The Menai Tides
The Menai Strait is famously known for its tides. Fast flowing complex powerful water with whirlpools, waves and strong currents appears twice a day. Lord Nelson regarded a safe passage of the Menai Strait as a true test of a sailor’s skills and you can find his statue overlooking the waters on the Ynys Mon side of the Strait.
At times the Menai Strait can be calm like a placid pool, at others raging with tidal force. This is due to two flooding tides entering the straight at high tide, one from the North and one from the South.
Swellies
Swellies
The infamous Swellies is well known on the Menai Strait. The precise point where the flows meet (Swellies) changes depending on the size of the tide but is always found between the two historic bridges at the narrowest point of the Strait.
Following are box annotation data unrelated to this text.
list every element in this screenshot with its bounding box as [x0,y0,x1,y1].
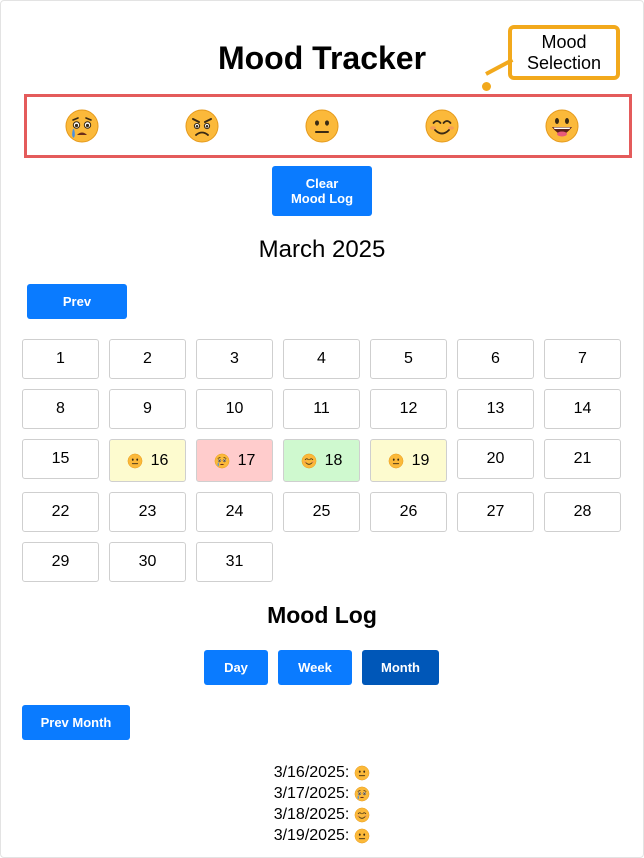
calendar-day-number: 4 [317,350,326,367]
calendar-day-number: 17 [237,451,256,469]
log-entry-date: 3/16/2025: [273,763,350,781]
calendar-day[interactable]: 27 [457,492,534,532]
calendar-day-number: 11 [313,400,330,417]
calendar-day[interactable]: 24 [196,492,273,532]
calendar-day-number: 19 [411,451,430,469]
calendar-day[interactable]: 15 [22,439,99,479]
calendar-day[interactable]: 14 [544,389,621,429]
calendar-day-number: 3 [230,350,239,367]
calendar-day[interactable]: 6 [457,339,534,379]
calendar-day[interactable]: 2 [109,339,186,379]
calendar-day[interactable]: 22 [22,492,99,532]
log-entry-date: 3/18/2025: [273,805,350,823]
mood-log-title: Mood Log [267,602,377,628]
calendar-day-number: 5 [404,350,413,367]
calendar-day[interactable]: 12 [370,389,447,429]
log-entry: 3/19/2025: [0,825,644,846]
calendar-day[interactable]: 31 [196,542,273,582]
grinning-face-icon[interactable] [544,108,580,144]
calendar-day-number: 14 [573,400,592,417]
log-entry: 3/16/2025: [0,762,644,783]
calendar-day[interactable]: 4 [283,339,360,379]
calendar-day[interactable]: 8 [22,389,99,429]
prev-button[interactable]: Prev [27,284,127,319]
calendar-day-number: 24 [225,503,244,520]
neutral-face-icon [127,453,143,469]
calendar-day[interactable]: 20 [457,439,534,479]
log-entry: 3/18/2025: [0,804,644,825]
callout-pointer-dot [482,82,491,91]
smiling-face-icon[interactable] [424,108,460,144]
log-entry-date: 3/19/2025: [273,826,350,844]
crying-face-icon [214,453,230,469]
crying-face-icon[interactable] [64,108,100,144]
calendar-month-title: March 2025 [258,236,386,263]
calendar-day-number: 28 [573,503,592,520]
calendar-day[interactable]: 9 [109,389,186,429]
calendar-day-number: 26 [399,503,418,520]
calendar-day[interactable]: 1 [22,339,99,379]
calendar-day-number: 13 [486,400,505,417]
calendar-day-number: 16 [150,451,169,469]
calendar-day[interactable]: 5 [370,339,447,379]
calendar-day[interactable]: 25 [283,492,360,532]
calendar-day-number: 2 [143,350,152,367]
calendar-day[interactable]: 29 [22,542,99,582]
calendar-day-number: 18 [324,451,343,469]
calendar-day[interactable]: 16 [109,439,186,482]
calendar-day[interactable]: 7 [544,339,621,379]
calendar-day[interactable]: 23 [109,492,186,532]
clear-mood-log-button[interactable]: Clear Mood Log [272,166,372,216]
calendar-day[interactable]: 19 [370,439,447,482]
view-month-button[interactable]: Month [362,650,439,685]
calendar-day-number: 22 [51,503,70,520]
calendar-day-number: 21 [573,450,592,467]
calendar-day-number: 23 [138,503,157,520]
log-entry: 3/17/2025: [0,783,644,804]
calendar-day-number: 31 [225,553,244,570]
smiling-face-icon [354,807,370,823]
calendar-day-number: 29 [51,553,70,570]
view-day-button[interactable]: Day [204,650,268,685]
neutral-face-icon[interactable] [304,108,340,144]
calendar-day[interactable]: 13 [457,389,534,429]
neutral-face-icon [354,765,370,781]
view-week-button[interactable]: Week [278,650,352,685]
mood-log-list: 3/16/2025: 3/17/2025: 3/18/2025: 3/19/2025: [0,762,644,846]
calendar-day[interactable]: 30 [109,542,186,582]
calendar-day-number: 8 [56,400,65,417]
calendar-day-number: 7 [578,350,587,367]
calendar-day[interactable]: 3 [196,339,273,379]
calendar-day-number: 27 [486,503,505,520]
log-entry-date: 3/17/2025: [273,784,350,802]
calendar-day[interactable]: 10 [196,389,273,429]
calendar-day-number: 12 [399,400,418,417]
calendar-day[interactable]: 18 [283,439,360,482]
crying-face-icon [354,786,370,802]
calendar-day-number: 25 [312,503,331,520]
mood-selection-callout: Mood Selection [508,25,620,80]
calendar-day[interactable]: 21 [544,439,621,479]
calendar-day-number: 10 [225,400,244,417]
neutral-face-icon [354,828,370,844]
calendar-day-number: 20 [486,450,505,467]
calendar-day[interactable]: 17 [196,439,273,482]
calendar-day-number: 30 [138,553,157,570]
prev-month-button[interactable]: Prev Month [22,705,130,740]
calendar-day-number: 6 [491,350,500,367]
calendar-day[interactable]: 28 [544,492,621,532]
calendar-day-number: 1 [56,350,65,367]
calendar-day[interactable]: 11 [283,389,360,429]
calendar-day-number: 15 [51,450,70,467]
angry-face-icon[interactable] [184,108,220,144]
smiling-face-icon [301,453,317,469]
calendar-day[interactable]: 26 [370,492,447,532]
neutral-face-icon [388,453,404,469]
calendar-day-number: 9 [143,400,152,417]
As the two flows meet the southerly flow starts to loose its strength and for a short moment the opposing flows almost equal each other out.
At this point the current appears to stop for a few moments and becomes slack, before the direction of flow quickly changes and starts to build in a southerly direction. Once they meet the tide continues to build for another two hours. The southerly current then picks up great speed and heads south to the Irish sea.
This unique tide appears to wash out the majority of incoming pollutants to the open ocean. However there are key land hooks in the south which mean pollution can be potentially pushed to the land edges and remain in the Strait for some time. The moment in the middle where the tide becomes slack can also leave sediment, nutrients and pollution to drop to the floor between the bridges.